Let’s face it, applying for a mortgage can be complicated and confusing – even when you’re applying jointly with a partner, friend, or family. This speaks volumes as to how challenging it can be when applying solo.
The issue mainly arises because your application is dependent on one income rather than two. The loan income you’re after just might not be covered with your salary.
But, you know what they say – nothing is impossible. And while this is a hiccup, there are always ways to beat the odds. Play your cards right, and not only will you be successful at scoring a mortgage, but you might also get an excellent interest rate.
Alright, let’s jump right into the tips.
1. Maintain a Good Credit Score
Having good credit is a life essential, but it becomes all the more important when you’re applying for a loan. For a conventional home loan, applicants generally need a credit score of 620. However, since you’re applying solo, lenders will want to see just how good you can do. Aim for a score in the 700s or above.

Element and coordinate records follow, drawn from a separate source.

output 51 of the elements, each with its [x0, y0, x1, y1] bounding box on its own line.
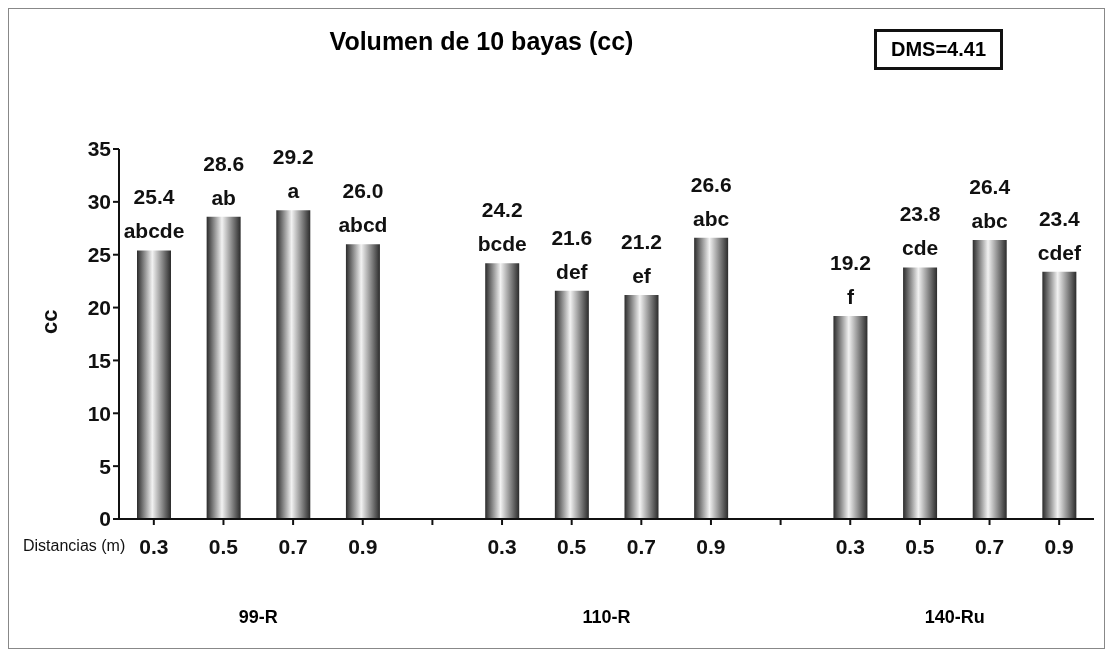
y-tick-label: 0: [99, 507, 111, 531]
y-tick-label: 30: [87, 190, 111, 214]
data-label: 26.6 abc: [690, 172, 732, 230]
x-tick-label: 0.7: [974, 534, 1005, 558]
x-tick-label: 0.9: [696, 534, 726, 558]
y-tick-label: 20: [87, 296, 111, 320]
x-tick-label: 0.5: [208, 534, 239, 558]
data-label: 25.4 abcde: [123, 185, 185, 243]
y-tick-label: 25: [87, 243, 112, 267]
data-label: 23.4 cdef: [1037, 206, 1082, 264]
text: 99-R: [237, 607, 279, 628]
x-tick-label: 0.3: [139, 534, 169, 558]
x-tick-label: 0.9: [348, 534, 378, 558]
data-label: 24.2 bcde: [477, 198, 527, 256]
data-label: 23.8 cde: [899, 202, 941, 260]
bar: [1042, 271, 1077, 519]
data-label: 26.0 abcd: [338, 179, 388, 237]
text: DMS=4.41: [874, 29, 1004, 70]
data-label: 21.6 def: [551, 225, 593, 283]
data-label: 21.2 ef: [621, 229, 662, 287]
text: 140-Ru: [923, 607, 986, 628]
bar: [903, 267, 938, 519]
x-tick-label: 0.9: [1044, 534, 1074, 558]
data-label: 19.2 f: [829, 251, 871, 309]
bar: [972, 239, 1007, 519]
y-tick-label: 15: [87, 348, 112, 372]
x-tick-label: 0.5: [905, 534, 935, 558]
bar: [485, 263, 520, 519]
bar: [833, 316, 868, 519]
x-axis-title: Distancias (m): [23, 537, 126, 555]
chart-title: Volumen de 10 bayas (cc): [329, 27, 634, 55]
x-tick-label: 0.5: [557, 534, 587, 558]
bar: [554, 290, 589, 519]
bar: [137, 250, 171, 519]
y-tick-label: 35: [87, 137, 112, 161]
x-tick-label: 0.7: [278, 534, 308, 558]
bar: [694, 237, 729, 519]
y-tick-label: 5: [99, 454, 112, 478]
x-tick-label: 0.3: [835, 534, 865, 558]
data-label: 29.2 a: [272, 145, 314, 203]
bar: [206, 216, 241, 519]
x-tick-label: 0.3: [487, 534, 517, 558]
bar: [345, 244, 380, 519]
data-label: 28.6 ab: [203, 151, 245, 209]
bar: [276, 210, 311, 519]
bar: [624, 294, 659, 519]
text: 110-R: [581, 607, 632, 628]
x-tick-label: 0.7: [626, 534, 656, 558]
data-label: 26.4 abc: [969, 174, 1011, 232]
y-tick-label: 10: [87, 401, 111, 425]
y-axis-title: cc: [36, 309, 62, 334]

If you can pull off mid-700s or higher, you’ll get the best rates out there. Remember that the higher your credit score, the lower your interest rate, meaning you’ll have an easier time paying your monthly installment. If your credit needs some work, check your credit reports for errors, get rid of whatever debt you might have, and pay your bills on time.
2. Clear Your Debts
Are you aware of your debt-to-income ratio? When applying for a loan, lenders will measure your existing debt against your income. The ideal situation for this is having no debt at all before applying.
If that’s not possible, aim to keep it as low as possible. When approving a loan, lenders just need the confidence that you can pay it back, and existing debts are just going to shatter that confidence.
3. Calculate How Much You Can Afford
It’s normal to get carried away when getting your own property but, you can’t let excitement get the best of you. Before applying for a loan, pull out a mortgage calculator to see how much you can afford on your salary.
Moreover, the general rule for such situations is to keep your mortgage payments at or below 30% of your after-tax salary. Of course, adjustments in the formula are understandable, depending on your living expenses.
Wrapping It Up
It’s absolutely true that people applying for a mortgage jointly have an added advantage. But, just because something’s unconventional doesn’t mean you shouldn’t try your hand at it. Use these tips to land that mortgage loan and inspire others around you to do the same!